On the geometry of output-code multi-class learning
March 30, 2016

One of the main tasks in machine learning is classification, where the computer learns to categorize input objects into a set of pre-defined classes. For example, identifying which of your friends appears in a photograph can naturally be modeled as a classification task. Even though many real-world tasks are multi-class problems having more than two classes, most of our theoretical understanding is restricted to the special case of binary classification, especially in modern settings where large amounts of unlabeled data is available. In order to leverage our understanding of the binary case, many learning algorithms approach multi-class problems by decomposing them into a collection of binary classification tasks.

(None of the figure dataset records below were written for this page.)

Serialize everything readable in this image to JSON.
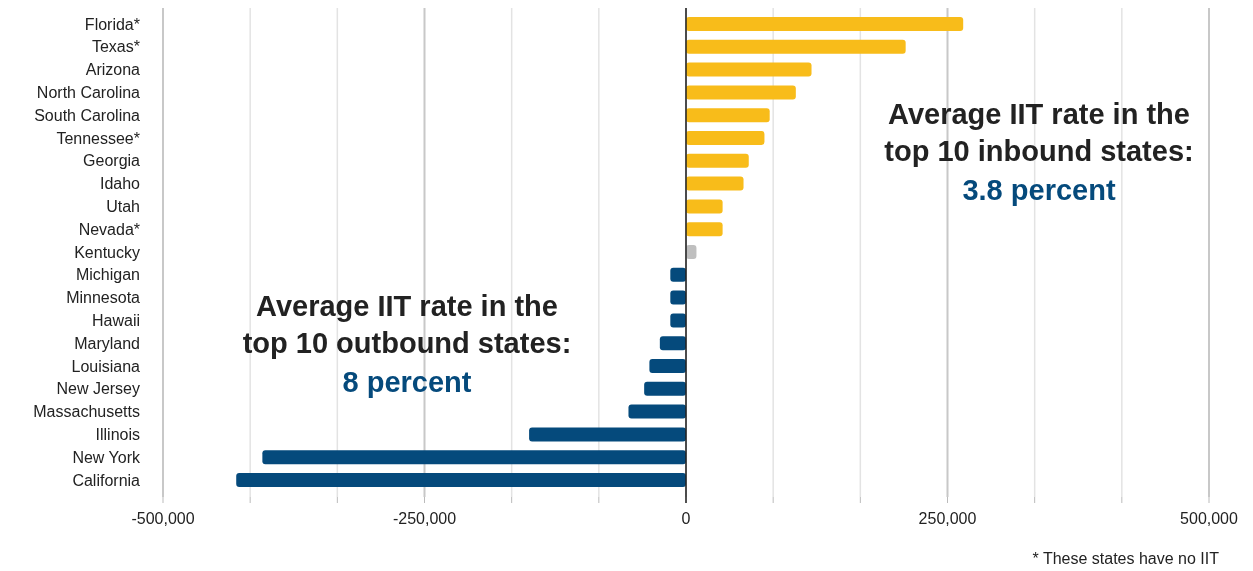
{
  "chart_data": {
    "type": "bar",
    "orientation": "horizontal",
    "categories": [
      "Florida*",
      "Texas*",
      "Arizona",
      "North Carolina",
      "South Carolina",
      "Tennessee*",
      "Georgia",
      "Idaho",
      "Utah",
      "Nevada*",
      "Kentucky",
      "Michigan",
      "Minnesota",
      "Hawaii",
      "Maryland",
      "Louisiana",
      "New Jersey",
      "Massachusetts",
      "Illinois",
      "New York",
      "California"
    ],
    "values": [
      265000,
      210000,
      120000,
      105000,
      80000,
      75000,
      60000,
      55000,
      35000,
      35000,
      10000,
      -15000,
      -15000,
      -15000,
      -25000,
      -35000,
      -40000,
      -55000,
      -150000,
      -405000,
      -430000
    ],
    "colors": [
      "#f8bc1a",
      "#f8bc1a",
      "#f8bc1a",
      "#f8bc1a",
      "#f8bc1a",
      "#f8bc1a",
      "#f8bc1a",
      "#f8bc1a",
      "#f8bc1a",
      "#f8bc1a",
      "#bfbfbf",
      "#054a7c",
      "#054a7c",
      "#054a7c",
      "#054a7c",
      "#054a7c",
      "#054a7c",
      "#054a7c",
      "#054a7c",
      "#054a7c",
      "#054a7c"
    ],
    "xlim": [
      -500000,
      500000
    ],
    "xticks": [
      {
        "value": -500000,
        "label": "-500,000"
      },
      {
        "value": -416667,
        "label": null
      },
      {
        "value": -333333,
        "label": null
      },
      {
        "value": -250000,
        "label": "-250,000"
      },
      {
        "value": -166667,
        "label": null
      },
      {
        "value": -83333,
        "label": null
      },
      0,
      {
        "value": 83333,
        "label": null
      },
      {
        "value": 166667,
        "label": null
      },
      {
        "value": 250000,
        "label": "250,000"
      },
      {
        "value": 333333,
        "label": null
      },
      {
        "value": 416667,
        "label": null
      },
      {
        "value": 500000,
        "label": "500,000"
      }
    ],
    "grid": "x",
    "annotations": [
      "Average IIT rate in the\ntop 10 inbound states:\n3.8 percent",
      "Average IIT rate in the\ntop 10 outbound states:\n8 percent",
      "* These states have no IIT"
    ]
  }
}
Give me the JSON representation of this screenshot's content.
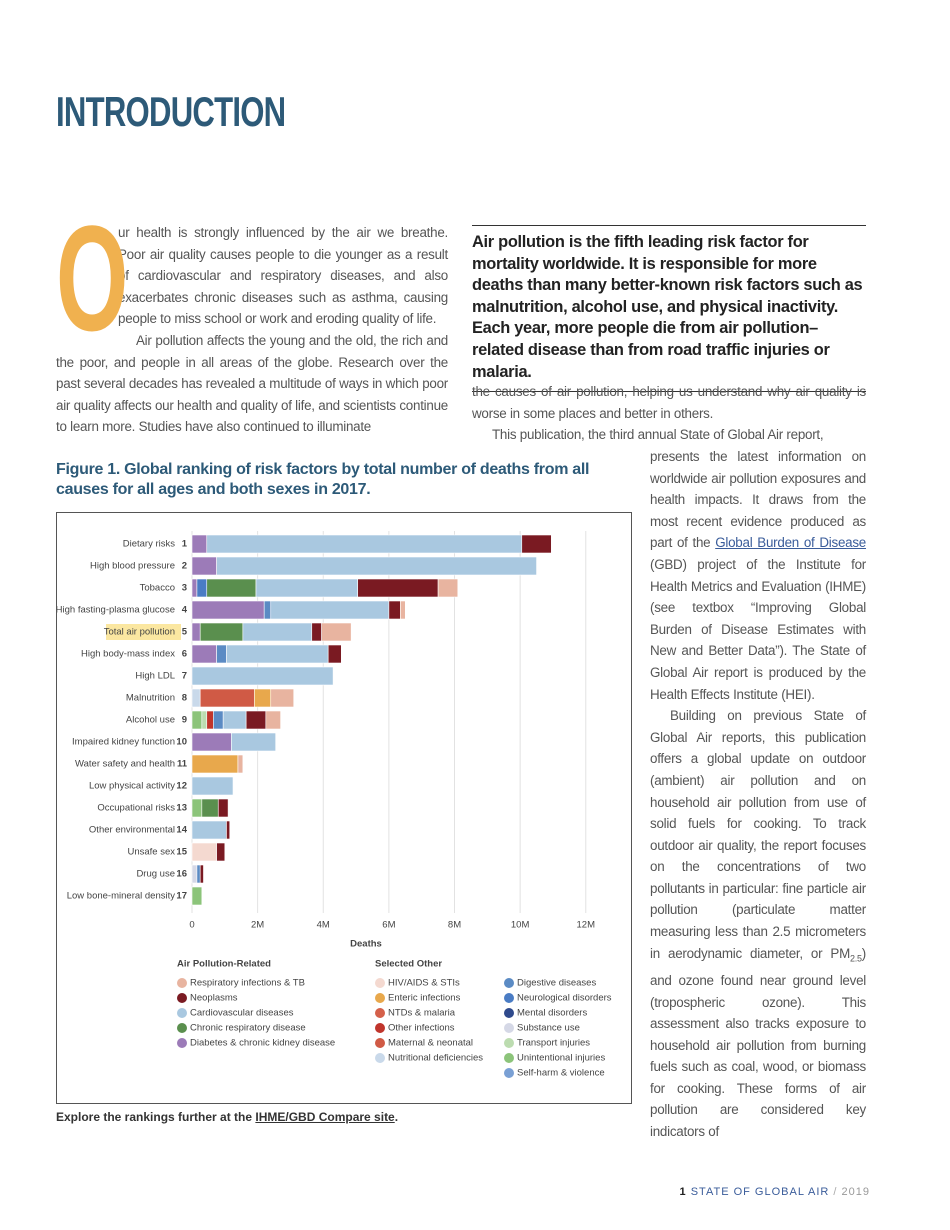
{
  "header": {
    "title": "INTRODUCTION"
  },
  "intro": {
    "drop_cap": "O",
    "p1": "ur health is strongly influenced by the air we breathe. Poor air quality causes people to die younger as a result of cardiovascular and respiratory diseases, and also exacerbates chronic diseases such as asthma, causing people to miss school or work and eroding quality of life.",
    "p2a": "Air pollution affects the young and the old, the rich and the poor, and people in all areas of the globe. Research over the past several decades has revealed a multitude of ways in which poor air quality affects our health and quality of life, and scientists continue to learn more. Studies have also continued to illuminate"
  },
  "pull_quote": "Air pollution is the fifth leading risk factor for mortality worldwide. It is responsible for more deaths than many better-known risk factors such as malnutrition, alcohol use, and physical inactivity. Each year, more people die from air pollution–related disease than from road traffic injuries or malaria.",
  "col2": {
    "p2b": "the causes of air pollution, helping us understand why air quality is worse in some places and better in others.",
    "p3a": "This publication, the third annual State of Global Air report,"
  },
  "col3": {
    "p3b": "presents the latest information on worldwide air pollution exposures and health impacts. It draws from the most recent evidence produced as part of the ",
    "p3_link": "Global Burden of Disease",
    "p3c": " (GBD) project of the Institute for Health Metrics and Evaluation (IHME) (see textbox “Improving Global Burden of Disease Estimates with New and Better Data”). The State of Global Air report is produced by the Health Effects Institute (HEI).",
    "p4a": "Building on previous State of Global Air reports, this publication offers a global update on outdoor (ambient) air pollution and on household air pollution from use of solid fuels for cooking. To track outdoor air quality, the report focuses on the concentrations of two pollutants in particular: fine particle air pollution (particulate matter measuring less than 2.5 micrometers in aerodynamic diameter, or PM",
    "p4_sub": "2.5",
    "p4b": ") and ozone found near ground level (tropospheric ozone). This assessment also tracks exposure to household air pollution from burning fuels such as coal, wood, or biomass for cooking. These forms of air pollution are considered key indicators of"
  },
  "figure": {
    "caption": "Figure 1. Global ranking of risk factors by total number of deaths from all causes for all ages and both sexes in 2017.",
    "note": "Explore the rankings further at the ",
    "note_link": "IHME/GBD Compare site",
    "note_end": "."
  },
  "footer": {
    "page": "1",
    "publication": "STATE OF GLOBAL AIR",
    "separator": "/",
    "year": "2019"
  },
  "chart_data": {
    "type": "stacked-barh",
    "categories": [
      "Dietary risks",
      "High blood pressure",
      "Tobacco",
      "High fasting-plasma glucose",
      "Total air pollution",
      "High body-mass index",
      "High LDL",
      "Malnutrition",
      "Alcohol use",
      "Impaired kidney function",
      "Water safety and health",
      "Low physical activity",
      "Occupational risks",
      "Other environmental",
      "Unsafe sex",
      "Drug use",
      "Low bone-mineral density"
    ],
    "ranks": [
      1,
      2,
      3,
      4,
      5,
      6,
      7,
      8,
      9,
      10,
      11,
      12,
      13,
      14,
      15,
      16,
      17
    ],
    "xlabel": "Deaths",
    "xlim": [
      0,
      14000000
    ],
    "xticks": [
      0,
      {
        "value": 2000000,
        "label": "2M"
      },
      {
        "value": 4000000,
        "label": "4M"
      },
      {
        "value": 6000000,
        "label": "6M"
      },
      {
        "value": 8000000,
        "label": "8M"
      },
      {
        "value": 10000000,
        "label": "10M"
      },
      {
        "value": 12000000,
        "label": "12M"
      }
    ],
    "grid": true,
    "legend_titles": [
      "Air Pollution-Related",
      "Selected Other"
    ],
    "series": [
      {
        "name": "Respiratory infections & TB",
        "color": "#e8b4a0",
        "values": [
          null,
          null,
          600000,
          150000,
          900000,
          null,
          null,
          700000,
          450000,
          null,
          150000,
          null,
          null,
          null,
          null,
          null,
          null
        ]
      },
      {
        "name": "Neoplasms",
        "color": "#7a1a22",
        "values": [
          900000,
          null,
          2450000,
          350000,
          300000,
          400000,
          null,
          null,
          600000,
          null,
          null,
          null,
          300000,
          100000,
          250000,
          100000,
          null
        ]
      },
      {
        "name": "Cardiovascular diseases",
        "color": "#a9c8e0",
        "values": [
          9600000,
          9750000,
          3100000,
          3600000,
          2100000,
          3100000,
          4300000,
          null,
          700000,
          1350000,
          null,
          1250000,
          null,
          1050000,
          null,
          null,
          null
        ]
      },
      {
        "name": "Chronic respiratory disease",
        "color": "#5a8f4e",
        "values": [
          null,
          null,
          1500000,
          null,
          1300000,
          null,
          null,
          null,
          null,
          null,
          null,
          null,
          500000,
          null,
          null,
          null,
          null
        ]
      },
      {
        "name": "Diabetes & chronic kidney disease",
        "color": "#9c7bb8",
        "values": [
          450000,
          750000,
          150000,
          2200000,
          250000,
          750000,
          null,
          null,
          null,
          1200000,
          null,
          null,
          null,
          null,
          null,
          null,
          null
        ]
      },
      {
        "name": "HIV/AIDS & STIs",
        "color": "#f4d9d0",
        "values": [
          null,
          null,
          null,
          null,
          null,
          null,
          null,
          null,
          null,
          null,
          null,
          null,
          null,
          null,
          750000,
          null,
          null
        ]
      },
      {
        "name": "Enteric infections",
        "color": "#e8a84c",
        "values": [
          null,
          null,
          null,
          null,
          null,
          null,
          null,
          500000,
          null,
          null,
          1400000,
          null,
          null,
          null,
          null,
          null,
          null
        ]
      },
      {
        "name": "NTDs & malaria",
        "color": "#d4604a",
        "values": [
          null,
          null,
          null,
          null,
          null,
          null,
          null,
          null,
          null,
          null,
          null,
          null,
          null,
          null,
          null,
          null,
          null
        ]
      },
      {
        "name": "Other infections",
        "color": "#c0352c",
        "values": [
          null,
          null,
          null,
          null,
          null,
          null,
          null,
          null,
          200000,
          null,
          null,
          null,
          null,
          null,
          null,
          null,
          null
        ]
      },
      {
        "name": "Maternal & neonatal",
        "color": "#d05a45",
        "values": [
          null,
          null,
          null,
          null,
          null,
          null,
          null,
          1650000,
          null,
          null,
          null,
          null,
          null,
          null,
          null,
          null,
          null
        ]
      },
      {
        "name": "Nutritional deficiencies",
        "color": "#c9d9ea",
        "values": [
          null,
          null,
          null,
          null,
          null,
          null,
          null,
          250000,
          null,
          null,
          null,
          null,
          null,
          null,
          null,
          null,
          null
        ]
      },
      {
        "name": "Digestive diseases",
        "color": "#5b8bc4",
        "values": [
          null,
          null,
          null,
          200000,
          null,
          300000,
          null,
          null,
          300000,
          null,
          null,
          null,
          null,
          null,
          null,
          100000,
          null
        ]
      },
      {
        "name": "Neurological disorders",
        "color": "#4a7cc4",
        "values": [
          null,
          null,
          300000,
          null,
          null,
          null,
          null,
          null,
          null,
          null,
          null,
          null,
          null,
          null,
          null,
          null,
          null
        ]
      },
      {
        "name": "Mental disorders",
        "color": "#2f4a8c",
        "values": [
          null,
          null,
          null,
          null,
          null,
          null,
          null,
          null,
          null,
          null,
          null,
          null,
          null,
          null,
          null,
          null,
          null
        ]
      },
      {
        "name": "Substance use",
        "color": "#d5d8e6",
        "values": [
          null,
          null,
          null,
          null,
          null,
          null,
          null,
          null,
          null,
          null,
          null,
          null,
          null,
          null,
          null,
          150000,
          null
        ]
      },
      {
        "name": "Transport injuries",
        "color": "#bcdcb0",
        "values": [
          null,
          null,
          null,
          null,
          null,
          null,
          null,
          null,
          150000,
          null,
          null,
          null,
          null,
          null,
          null,
          null,
          null
        ]
      },
      {
        "name": "Unintentional injuries",
        "color": "#8cc47a",
        "values": [
          null,
          null,
          null,
          null,
          null,
          null,
          null,
          null,
          300000,
          null,
          null,
          null,
          300000,
          null,
          null,
          null,
          300000
        ]
      },
      {
        "name": "Self-harm & violence",
        "color": "#7aa0d4",
        "values": [
          null,
          null,
          null,
          null,
          null,
          null,
          null,
          null,
          null,
          null,
          null,
          null,
          null,
          null,
          null,
          null,
          null
        ]
      }
    ]
  }
}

In this talk, I will present a new perspective on two such algorithms that are very common in practice: one-vs-all and (error correcting) output code learning. We show that in cases where these algorithms work well, they implicitly assume structure on how the classes are related. We show that by making this implied structure explicit, we can design algorithms to recover the classes based on limited labeled data. In particular, we provide results for commonly studied cases where the code words are well separated: learning a linear one-vs-all classifier for data on the unit ball and learning a linear error correcting output code when the Hamming distance between the codewords is large (at least d+1 in a d-dimensional problem). We additionally consider the more challenging case when the codewords are not well separated, but satisfy a boundary features condition.

This is joint work with Nina Balcan and Yishay Mansour.

BIO:

Travis is second year PhD student in the computer science department at Carnegie Mellon university advised by Nina Balcan. His research interests are in learning theory and distributed learning.